Re: [External] [patch 0/4] genirq: Prevent migration live lock in handle_edge_irq()

From: Liangyan
Date: Mon Jul 21 2025 - 11:05:52 EST




On 2025/7/19 02:54, Thomas Gleixner wrote:
> Yicon reported and Liangyan debugged a live lock in handle_edge_irq()
> related to interrupt migration.
>
> If the interrupt affinity is moved to a new target CPU and the interrupt is
> currently handled on the previous target CPU for edge type interrupts the
> handler might get stuck on the previous target:
>
> CPU 0 (previous target) CPU 1 (new target)
>
> handle_edge_irq()
> repeat:
> handle_event() handle_edge_irq()
> if (INPROGESS) {
> set(PENDING);
> mask();
> return;
> }
> if (PENDING) {
> clear(PENDING);
> unmask();
> goto repeat;
> }
>
> The migration in software never completes and CPU0 continues to handle the
> pending events forever.

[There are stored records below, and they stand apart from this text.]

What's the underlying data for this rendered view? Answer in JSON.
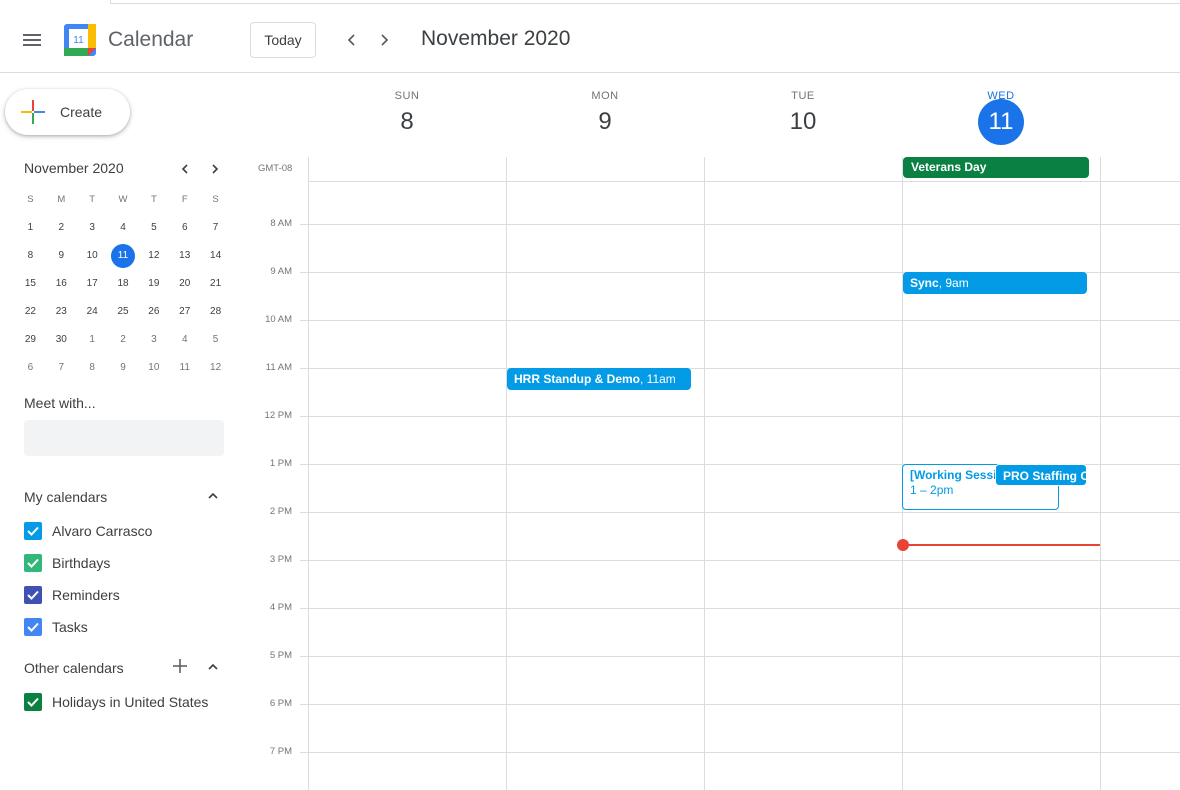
{
  "header": {
    "app_title": "Calendar",
    "logo_day": "11",
    "today_label": "Today",
    "period": "November 2020"
  },
  "sidebar": {
    "create_label": "Create",
    "mini": {
      "title": "November 2020",
      "weekday_heads": [
        "S",
        "M",
        "T",
        "W",
        "T",
        "F",
        "S"
      ],
      "weeks": [
        [
          "1",
          "2",
          "3",
          "4",
          "5",
          "6",
          "7"
        ],
        [
          "8",
          "9",
          "10",
          "11",
          "12",
          "13",
          "14"
        ],
        [
          "15",
          "16",
          "17",
          "18",
          "19",
          "20",
          "21"
        ],
        [
          "22",
          "23",
          "24",
          "25",
          "26",
          "27",
          "28"
        ],
        [
          "29",
          "30",
          "1",
          "2",
          "3",
          "4",
          "5"
        ],
        [
          "6",
          "7",
          "8",
          "9",
          "10",
          "11",
          "12"
        ]
      ],
      "today": "11"
    },
    "meet_with_label": "Meet with...",
    "my_calendars_label": "My calendars",
    "my_calendars": [
      {
        "name": "Alvaro Carrasco",
        "color": "#039be5"
      },
      {
        "name": "Birthdays",
        "color": "#33b679"
      },
      {
        "name": "Reminders",
        "color": "#3f51b5"
      },
      {
        "name": "Tasks",
        "color": "#4285f4"
      }
    ],
    "other_calendars_label": "Other calendars",
    "other_calendars": [
      {
        "name": "Holidays in United States",
        "color": "#0b8043"
      }
    ]
  },
  "week": {
    "timezone": "GMT-08",
    "days": [
      {
        "dow": "SUN",
        "num": "8"
      },
      {
        "dow": "MON",
        "num": "9"
      },
      {
        "dow": "TUE",
        "num": "10"
      },
      {
        "dow": "WED",
        "num": "11",
        "today": true
      }
    ],
    "hours": [
      "8 AM",
      "9 AM",
      "10 AM",
      "11 AM",
      "12 PM",
      "1 PM",
      "2 PM",
      "3 PM",
      "4 PM",
      "5 PM",
      "6 PM",
      "7 PM"
    ]
  },
  "events": {
    "veterans": {
      "title": "Veterans Day",
      "color": "#0b8043"
    },
    "sync": {
      "title": "Sync",
      "time": ", 9am",
      "color": "#039be5"
    },
    "hrr": {
      "title": "HRR Standup & Demo",
      "time": ", 11am",
      "color": "#039be5"
    },
    "working": {
      "title": "[Working Session",
      "time": "1 – 2pm"
    },
    "pro": {
      "title": "PRO Staffing Or",
      "color": "#039be5"
    }
  }
}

This happens when the device raises interrupts with
> a high rate and always before handle_event() completes and before the CPU0
> handler can clear INPROGRESS so that CPU1 sets the PENDING flag over and
> over. This has been observed in virtual machines.
>
> The following series is addressing this by making the new target CPU wait
> for the handler to complete on CPU1 and thereby completing the software
> migration.
>
> A draft combo patch of this has been tested by Liangyan:
>
> https://lore.kernel.org/all/87o6u0rpaa.ffs@tglx
>
> The series splits up the draft patch and has proper changelogs.
>
> Thanks,
>
> tglx
> ---
> chip.c | 68 ++++++++++++++++++++++++++++++++++++++++++++++++++++--------
> internals.h | 6 ++---
> pm.c | 16 +++++---------
> spurious.c | 37 --------------------------------
> 4 files changed, 69 insertions(+), 58 deletions(-)
>
>

Tested-by: Liangyan <liangyan.peng@xxxxxxxxxxxxx>

Regards,
Liangyan